1
4 mars 1936
Chère Catherine,
Peu après avoir traversé la frontière et m’être libéré des fastidieuses formalités de la douane, je me suis endormi, bercé par les cahots du train, car j’avais passé une nuit d’insomnie, harcelé par l’accumulation des problèmes, des péripéties et des affres dues à notre tumultueuse relation. Par la fenêtre du wagon, je voyais seulement l’obscurité nocturne et mon reflet dans la vitre : l’image d’un homme tourmenté par l’inquiétude. L’aube n’a pas apporté le soulagement qui accompagne souvent l’annonce d’un jour nouveau. Le ciel restait voilé et la pâleur d’un soleil blafard rendait plus désolés encore le paysage extérieur et le paysage de mes propres pensées. C’est dans ces conditions, au bord des larmes, que j’ai fini par m’endormir. Quand j’ai ouvert les yeux, tout avait changé. Le soleil brillait, radieux dans un ciel sans limites, d’un bleu intense, à peine altéré par quelques petits nuages d’une blancheur éblouissante. Le train parcourait le plateau désertique de la Castille. Enfin l’Espagne !

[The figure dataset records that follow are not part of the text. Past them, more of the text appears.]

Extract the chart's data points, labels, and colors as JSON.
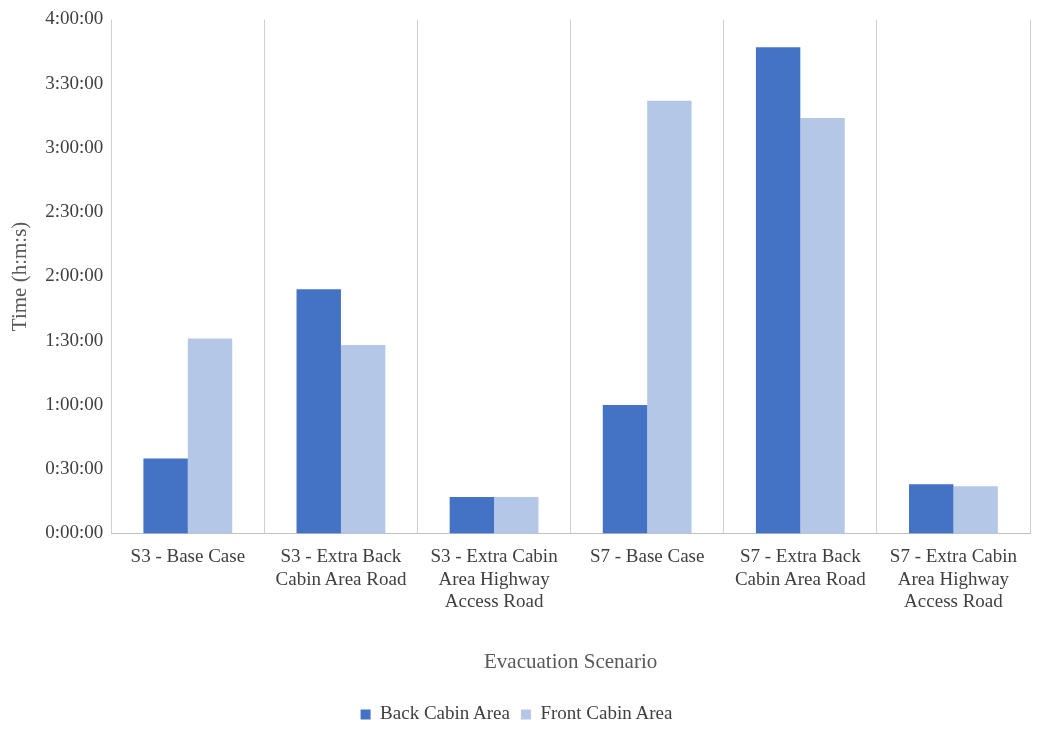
{
  "chart_data": {
    "type": "bar",
    "xlabel": "Evacuation Scenario",
    "ylabel": "Time (h:m:s)",
    "categories": [
      "S3 - Base Case",
      "S3 - Extra Back Cabin Area Road",
      "S3 - Extra Cabin Area Highway Access Road",
      "S7 - Base Case",
      "S7 - Extra Back Cabin Area Road",
      "S7 - Extra Cabin Area Highway Access Road"
    ],
    "series": [
      {
        "name": "Back Cabin Area",
        "color": "#4472c4",
        "values": [
          35,
          114,
          17,
          60,
          227,
          23
        ]
      },
      {
        "name": "Front Cabin Area",
        "color": "#b4c7e7",
        "values": [
          91,
          88,
          17,
          202,
          194,
          22
        ]
      }
    ],
    "ylim": [
      0,
      240
    ],
    "yticks": [
      {
        "value": 0,
        "label": "0:00:00"
      },
      {
        "value": 30,
        "label": "0:30:00"
      },
      {
        "value": 60,
        "label": "1:00:00"
      },
      {
        "value": 90,
        "label": "1:30:00"
      },
      {
        "value": 120,
        "label": "2:00:00"
      },
      {
        "value": 150,
        "label": "2:30:00"
      },
      {
        "value": 180,
        "label": "3:00:00"
      },
      {
        "value": 210,
        "label": "3:30:00"
      },
      {
        "value": 240,
        "label": "4:00:00"
      }
    ],
    "grid": "x",
    "legend": "bottom"
  }
}
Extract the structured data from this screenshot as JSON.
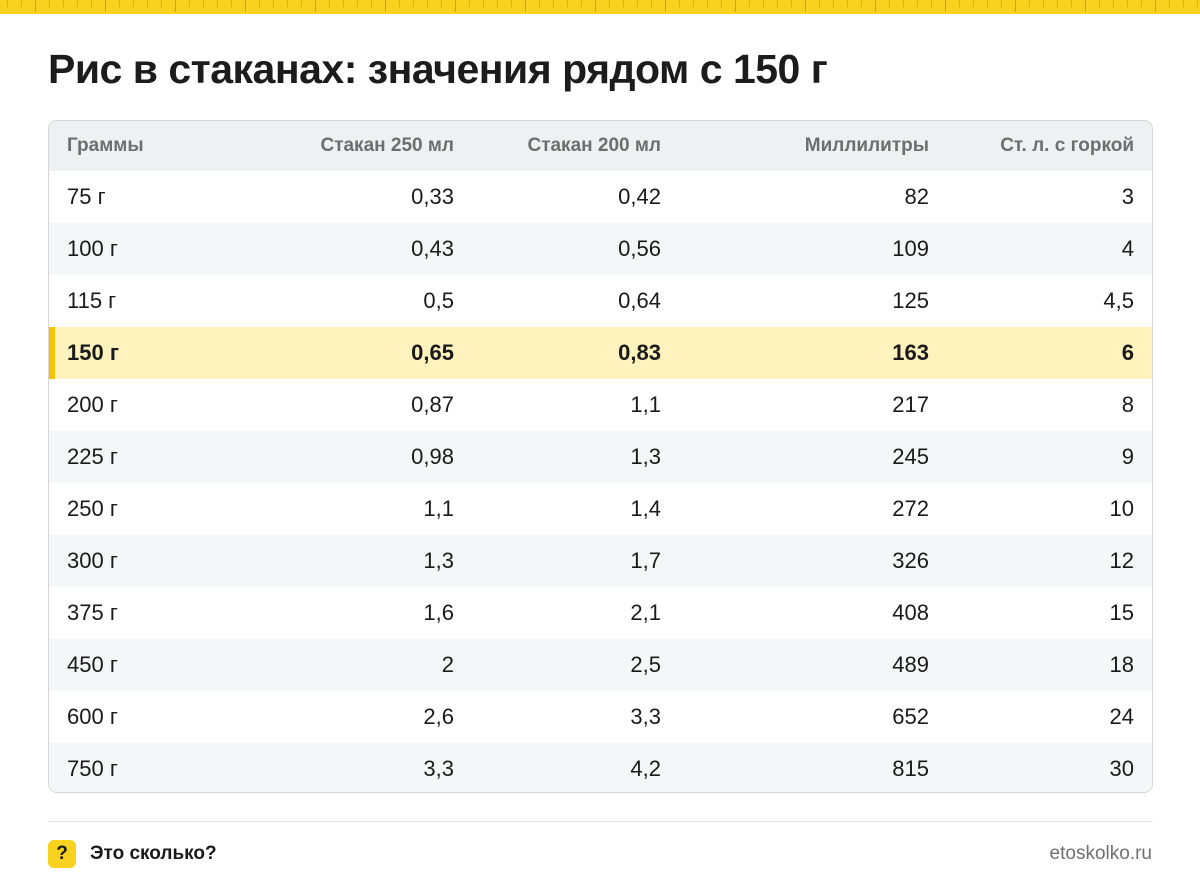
{
  "title": "Рис в стаканах: значения рядом с 150 г",
  "table": {
    "headers": [
      "Граммы",
      "Стакан 250 мл",
      "Стакан 200 мл",
      "Миллилитры",
      "Ст. л. с горкой"
    ],
    "highlight_row": 3,
    "rows": [
      [
        "75 г",
        "0,33",
        "0,42",
        "82",
        "3"
      ],
      [
        "100 г",
        "0,43",
        "0,56",
        "109",
        "4"
      ],
      [
        "115 г",
        "0,5",
        "0,64",
        "125",
        "4,5"
      ],
      [
        "150 г",
        "0,65",
        "0,83",
        "163",
        "6"
      ],
      [
        "200 г",
        "0,87",
        "1,1",
        "217",
        "8"
      ],
      [
        "225 г",
        "0,98",
        "1,3",
        "245",
        "9"
      ],
      [
        "250 г",
        "1,1",
        "1,4",
        "272",
        "10"
      ],
      [
        "300 г",
        "1,3",
        "1,7",
        "326",
        "12"
      ],
      [
        "375 г",
        "1,6",
        "2,1",
        "408",
        "15"
      ],
      [
        "450 г",
        "2",
        "2,5",
        "489",
        "18"
      ],
      [
        "600 г",
        "2,6",
        "3,3",
        "652",
        "24"
      ],
      [
        "750 г",
        "3,3",
        "4,2",
        "815",
        "30"
      ]
    ]
  },
  "footer": {
    "badge_glyph": "?",
    "brand": "Это сколько?",
    "url": "etoskolko.ru"
  },
  "colors": {
    "accent": "#f8d21e",
    "highlight_bg": "#fff2bc",
    "highlight_bar": "#f5c400"
  }
}
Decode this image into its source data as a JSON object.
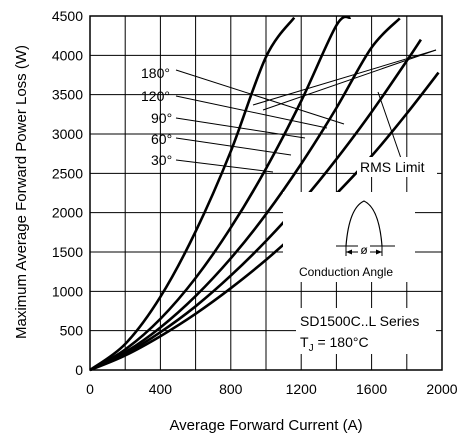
{
  "chart_data": {
    "type": "line",
    "title": "",
    "xlabel": "Average Forward Current (A)",
    "ylabel": "Maximum Average Forward Power Loss (W)",
    "xlim": [
      0,
      2000
    ],
    "ylim": [
      0,
      4500
    ],
    "x_ticks": [
      "0",
      "400",
      "800",
      "1200",
      "1600",
      "2000"
    ],
    "y_ticks": [
      "0",
      "500",
      "1000",
      "1500",
      "2000",
      "2500",
      "3000",
      "3500",
      "4000",
      "4500"
    ],
    "grid": true,
    "series": [
      {
        "name": "180°",
        "x": [
          0,
          200,
          400,
          600,
          800,
          1000,
          1200,
          1400,
          1600,
          1800,
          1980
        ],
        "y": [
          0,
          185,
          430,
          715,
          1040,
          1400,
          1800,
          2240,
          2720,
          3260,
          3780
        ]
      },
      {
        "name": "120°",
        "x": [
          0,
          200,
          400,
          600,
          800,
          1000,
          1200,
          1400,
          1600,
          1800,
          1880
        ],
        "y": [
          0,
          205,
          480,
          810,
          1200,
          1640,
          2130,
          2680,
          3280,
          3930,
          4200
        ]
      },
      {
        "name": "90°",
        "x": [
          0,
          200,
          400,
          600,
          800,
          1000,
          1200,
          1400,
          1600,
          1760
        ],
        "y": [
          0,
          225,
          540,
          940,
          1420,
          1980,
          2620,
          3330,
          4100,
          4470
        ]
      },
      {
        "name": "60°",
        "x": [
          0,
          200,
          400,
          600,
          800,
          1000,
          1200,
          1400,
          1480
        ],
        "y": [
          0,
          260,
          650,
          1170,
          1810,
          2560,
          3420,
          4380,
          4480
        ]
      },
      {
        "name": "30°",
        "x": [
          0,
          200,
          400,
          600,
          800,
          1000,
          1160
        ],
        "y": [
          0,
          330,
          930,
          1760,
          2780,
          3980,
          4480
        ]
      }
    ],
    "annotations": {
      "rms_limit": "RMS Limit",
      "conduction_angle": "Conduction Angle",
      "phi_symbol": "ø",
      "series_label": "SD1500C..L Series",
      "tj_label": "T",
      "tj_sub": "J",
      "tj_value": " = 180°C"
    }
  }
}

Oh, Catherine, ma Catherine adorée, si tu pouvais voir ce spectacle magnifique, tu comprendrais l’état d’esprit qui est le mien en t’écrivant ces lignes ! Parce qu’il ne s’agit pas seulement d’un phénomène géographique ou d’un simple changement de décor : c’est autre chose, et c’est sublime. En Angleterre comme dans le nord de la France que je viens de traverser, la campagne est verte, les champs sont fertiles, les arbres montent haut, mais le ciel est bas, gris et humide, l’atmosphère est lugubre. Ici, en revanche, la terre est aride, les champs sont secs et crevassés, ils ne produisent que des buissons rabougris, mais le ciel est infini et la lumière héroïque. Dans notre pays, nous marchons toujours la tête baissée et les yeux rivés au sol, accablés ; ici, où la terre n’offre rien, les hommes vont la tête haute en fixant l’horizon. C’est une terre de violence, de passion, de grands élans individualistes. Ils ne sont pas comme nous, attelés à notre morale étriquée et à nos conventions sociales dérisoires.
C’est comme cela, chère Catherine, que je vois maintenant notre relation : un sordide adultère semé d’intrigues, de doutes, de remords. Tout le temps qu’elle a duré (deux ans, trois peut-être ?), ni toi ni moi n’avons eu une minute de tranquillité et de joie. Immergés dans la petitesse de notre misérable climatologie morale, nous ne nous en rendions pas compte, car nous voyions cela comme une fatalité inéluctable, une souffrance que nous ne pouvions que subir. Mais le moment est venu de nous libérer, et c’est le soleil de l’Espagne qui nous l’a révélé.
Adieu, Catherine chérie, je te rends la liberté, la sérénité et la possibilité de jouir de la vie qui te revient de plein droit, par ta jeunesse, ta beauté et ton intelligence. Et moi aussi, seul mais consolé par le doux souvenir de nos étreintes fougueuses quoique sans issue, je tenterai de retrouver le chemin de la paix et de la sagesse.